Fedullo mentioned that he also wants to re-examine the bar association's candidate ratings system for the city's common pleas and municipal court elections.
"I'm going to look at how we do it, how we can tweak the system, whether or not we need to add another rating possibly beyond 'recommended' and 'not recommended,'" Fedullo said.
One of the issues that will be considered is whether the bar association should reveal its specific reasoning behind why certain candidates are endorsed and others are not, Fedullo said.
Additionally, Fedullo mentioned that he wanted to review the judicial election process on the whole, including the fairness of ballot position.
"Sometimes if you draw the top ballot spot, you automatically become the top ballot spot for judge. Is that a fair process? What can we do about that?" Fedullo asked. "What if someone two years out of law school comes and draws top ballot position? Are they all of a sudden ready to be a judge? That doesn't seem fair for a lot of reasons."
"We're hoping that by the end of my year we're going to have a process that gets the word out to the citizens through the media to elect only the recommended candidates," Fedullo continued, "until merit selection comes to pass."
An upcoming event that Fedullo said he and the bar are looking forward to is the 2014 World City Bar Leaders Conference, hosted for the first time in Philadelphia.
The conference consists of lawyers from major metropolitan centers across the globe convening once a year in a chosen city to discuss issues facing the legal profession and developments in law.
"This is a real gem that we're getting because they don't pick a city unless they consider you world-class," Fedullo said. "We're going to have bar leaders from London and Paris, from Italy and Russia and China. We intend to have a great program for them."
Fedullo said he wants to take this opportunity to showcase to the world the bar's progress in terms of its civil Gideon initiatives.
Of civil Gideon, Fedullo said, "We'd like to make that a reality, we'd like that to be funded. There's been some great leadership with regard to Chief Justice Castille in this issue. So we're hoping that this comes to fruition this year."
Finally, Fedullo said the bar is developing a "Law Firm Laboratory," or a program that details how attorneys can forge their own firms and independent practices.
"It's for young lawyers and lawyers who may want to go out on their own. We intend to run the series throughout the year to help these lawyers, because employment issues are serious in our profession right now, especially for young folks coming out of school," Fedullo said. "We want to show them how an Alan Feldman did it or how many others who have started successful practices have done it."

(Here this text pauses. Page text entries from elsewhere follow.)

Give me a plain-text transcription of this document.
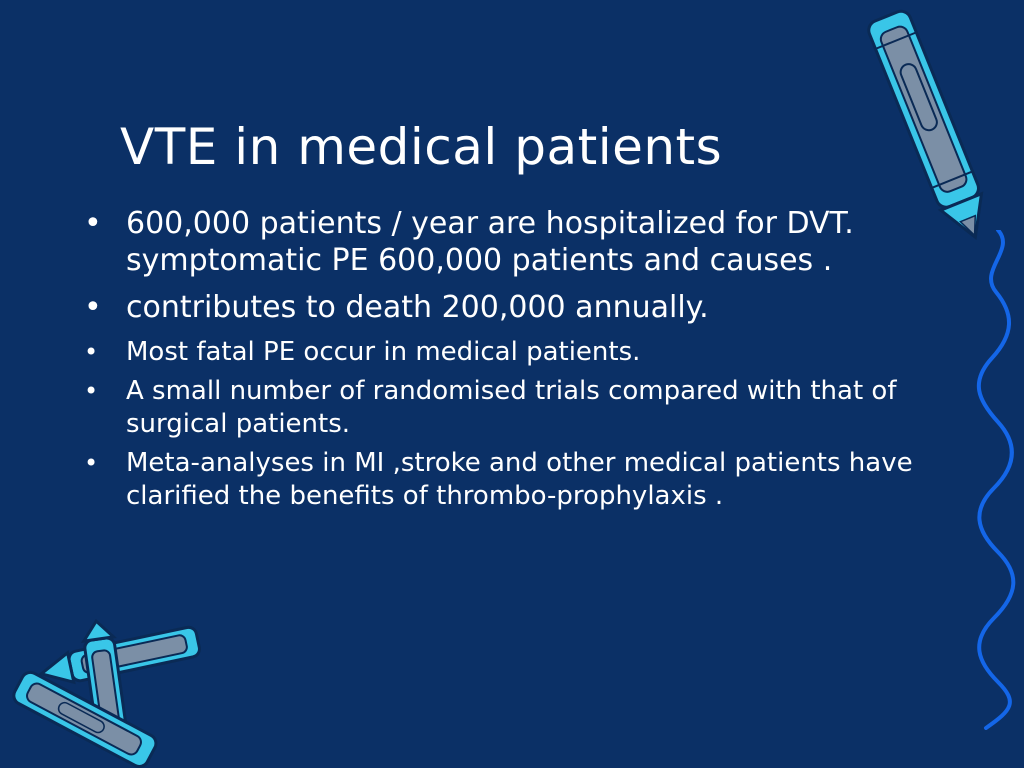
VTE in medical patients
• 600,000 patients / year are hospitalized for DVT. symptomatic PE 600,000 patients and causes .
• contributes to death 200,000 annually.
• Most fatal PE occur in medical patients.
• A small number of randomised trials compared with that of surgical patients.
• Meta-analyses in MI ,stroke and other medical patients have clarified the benefits of thrombo-prophylaxis .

During his speech, Fedullo thanked his wife, Shelli Fedullo, who is a partner at Wilson Elser Moskowitz Edelman & Dicker; his son, Bill Fedullo; outgoing Chancellor Kathleen D. Wilkinson; and several other members of the bar association for their support and encouragement.
William Fedullo will be the 87th chancellor of the bar association. He served as vice chancellor from 2011 to 2012 and has twice served as the chair of the association's Commission on Judicial Selection and Retention. Fedullo is a graduate of Delaware Law School, now Widener University School of Law.